Waarde - Archeologie - 2
nr. 17. De resten van het sluizencomplex, gelegen onder het terras van café 'De Oude Sluis'.
nr. 18. Het terrein van de kerk (en directe omgeving) van het vroegere dorp Schoonderloo, gelegen achter Schielands Hoge Zeedijk (ter hoogte van de Pieter de Hoochstraat).

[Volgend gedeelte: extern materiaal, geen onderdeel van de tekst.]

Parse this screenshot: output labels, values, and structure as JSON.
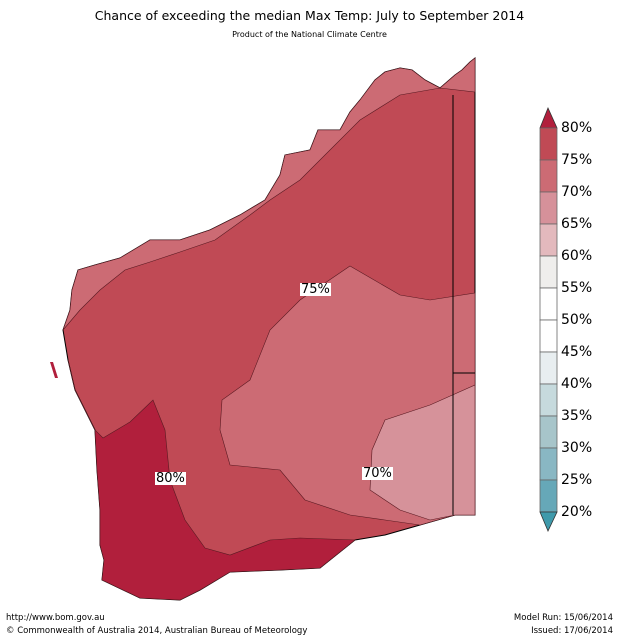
{
  "title": "Chance of exceeding the median Max Temp: July to September 2014",
  "subtitle": "Product of the National Climate Centre",
  "footer": {
    "url": "http://www.bom.gov.au",
    "copyright": "©  Commonwealth of Australia 2014, Australian Bureau of Meteorology",
    "model_run": "Model Run: 15/06/2014",
    "issued": "Issued: 17/06/2014"
  },
  "map_labels": {
    "p75": "75%",
    "p70": "70%",
    "p80": "80%"
  },
  "colorbar": {
    "ticks": [
      "80%",
      "75%",
      "70%",
      "65%",
      "60%",
      "55%",
      "50%",
      "45%",
      "40%",
      "35%",
      "30%",
      "25%",
      "20%"
    ],
    "colors_top_to_bottom": [
      "#c04a55",
      "#cc6b74",
      "#d6919a",
      "#e3b9bd",
      "#efeeec",
      "#ffffff",
      "#ffffff",
      "#e8eef0",
      "#c6dadd",
      "#a7c5ca",
      "#89b7c3",
      "#66a8b8"
    ],
    "over_color": "#b11f3c",
    "under_color": "#3f9aab"
  },
  "region_colors": {
    "p80": "#b11f3c",
    "p75": "#c04a55",
    "p70": "#cc6b74",
    "p65": "#d6929a"
  }
}
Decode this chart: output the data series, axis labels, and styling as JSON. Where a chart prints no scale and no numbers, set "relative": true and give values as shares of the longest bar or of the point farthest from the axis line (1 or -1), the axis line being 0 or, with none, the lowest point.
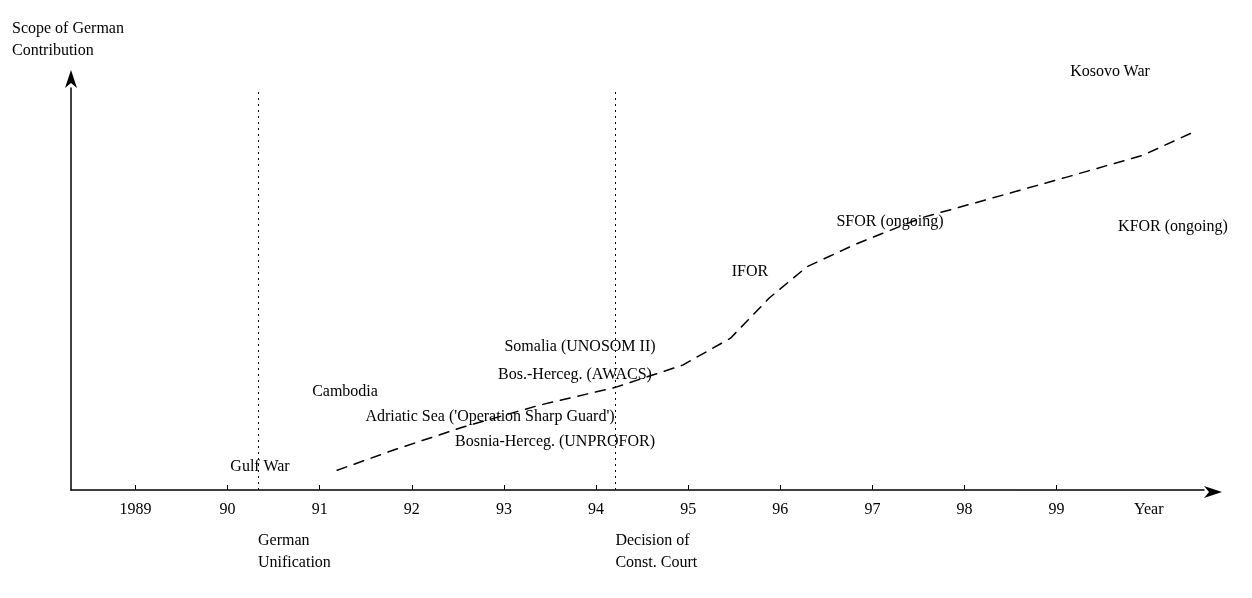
{
  "chart_data": {
    "type": "line",
    "relative": true,
    "ylabel": "Scope of German Contribution",
    "xlabel": "Year",
    "xlim": [
      1988.3,
      2000.6
    ],
    "xticks": [
      {
        "value": 1989,
        "label": "1989"
      },
      {
        "value": 1990,
        "label": "90"
      },
      {
        "value": 1991,
        "label": "91"
      },
      {
        "value": 1992,
        "label": "92"
      },
      {
        "value": 1993,
        "label": "93"
      },
      {
        "value": 1994,
        "label": "94"
      },
      {
        "value": 1995,
        "label": "95"
      },
      {
        "value": 1996,
        "label": "96"
      },
      {
        "value": 1997,
        "label": "97"
      },
      {
        "value": 1998,
        "label": "98"
      },
      {
        "value": 1999,
        "label": "99"
      }
    ],
    "x": [
      1991.19,
      1991.81,
      1992.54,
      1993.38,
      1994.21,
      1994.94,
      1995.46,
      1995.88,
      1996.29,
      1996.81,
      1997.54,
      1998.06,
      1999.1,
      1999.94,
      2000.51
    ],
    "values": [
      0.055,
      0.112,
      0.174,
      0.236,
      0.286,
      0.348,
      0.423,
      0.535,
      0.622,
      0.684,
      0.759,
      0.796,
      0.871,
      0.933,
      1
    ],
    "color": "#000000",
    "line_style": "dashed",
    "marker": "none",
    "ref_lines": [
      {
        "axis": "x",
        "value": 1990.33,
        "label": "German\nUnification",
        "line_style": "dotted"
      },
      {
        "axis": "x",
        "value": 1994.21,
        "label": "Decision of\nConst. Court",
        "line_style": "dotted"
      }
    ],
    "annotations": [
      "Gulf War",
      "Cambodia",
      "Adriatic Sea ('Operation Sharp Guard')",
      "Bosnia-Herceg. (UNPROFOR)",
      "Somalia (UNOSOM II)",
      "Bos.-Herceg. (AWACS)",
      "IFOR",
      "SFOR (ongoing)",
      "Kosovo War",
      "KFOR (ongoing)"
    ]
  }
}
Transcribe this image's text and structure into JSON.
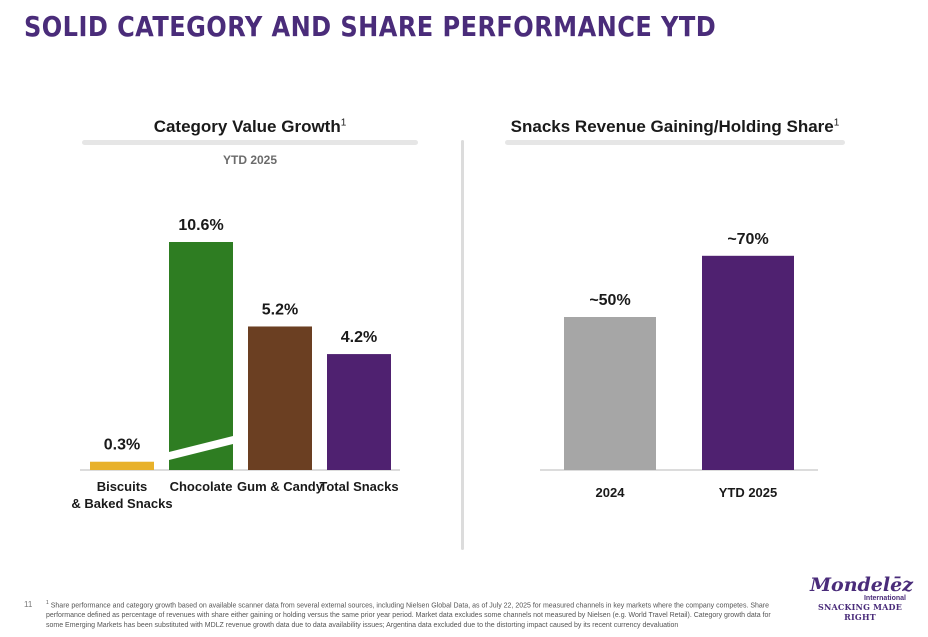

Voor beide terreinen geldt een bouwregeling en een omgevingsvergunning voor werken, geen bouwwerk zijnde, voor bouw- en graafwerkzaamheden dieper dan 1,5 meter beneden het maaiveld, ongeacht de oppervlakte.
Waarde - Archeologie - 3
Voor de oude kern van Delfshaven ter weerszijden van de Aelbrechtskolk en de Voorhaven geldt een bouwregeling en een omgevingsvergunning voor werken, geen bouwwerk zijnde, voor bouw- en graafwerkzaamheden dieper dan 0,5 meter beneden het maaiveld, ongeacht de oppervlakte.
Waarde - Archeologie - 4
Het oostelijk deel van het plangebied is in (sub)recente tijd (1923-1924) opgehoogd. In dit gebied geldt daarom een bouwregeling en een omgevingsvergunning voor werken, geen bouwwerk zijnde, voor bouw- en graafwerkzaamheden dieper dan 3,0 meter beneden het maaiveld en die tevens een oppervlakte groter dan 200 m2 beslaan.
Waarde - Archeologie - 5
Voor de rest van het landgebied geldt een bouwregeling en een omgevingsvergunning voor werken, geen bouwwerk zijnde, voor bouw- en graafwerkzaamheden dieper dan 1,0 meter beneden het maaiveld en die tevens een oppervlakte groter dan 100 m2 beslaan.
Waarde - Archeologie - 6
Voor het watergebied (de Aelbrechtskolk, de Voorhaven, de Achterhaven, de Middenkous en een deel van de Coolhaven) geldt dat bij bagger- en andere werkzaamheden (uitgezonderd het op normale diepte houden van de vaarwegen), een archeologisch vooronderzoek dient te worden uitgevoerd. Voor het gehele watergedeelte van het plangebied geldt daarom een bouwregeling en een omgevingsvergunning voor werken, geen bouwwerk zijnde, voor bouw- en graafwerkzaamheden met een oppervlakte van meer dan 200 m2 en die tevens dieper reiken dan de huidige onderwaterbodem.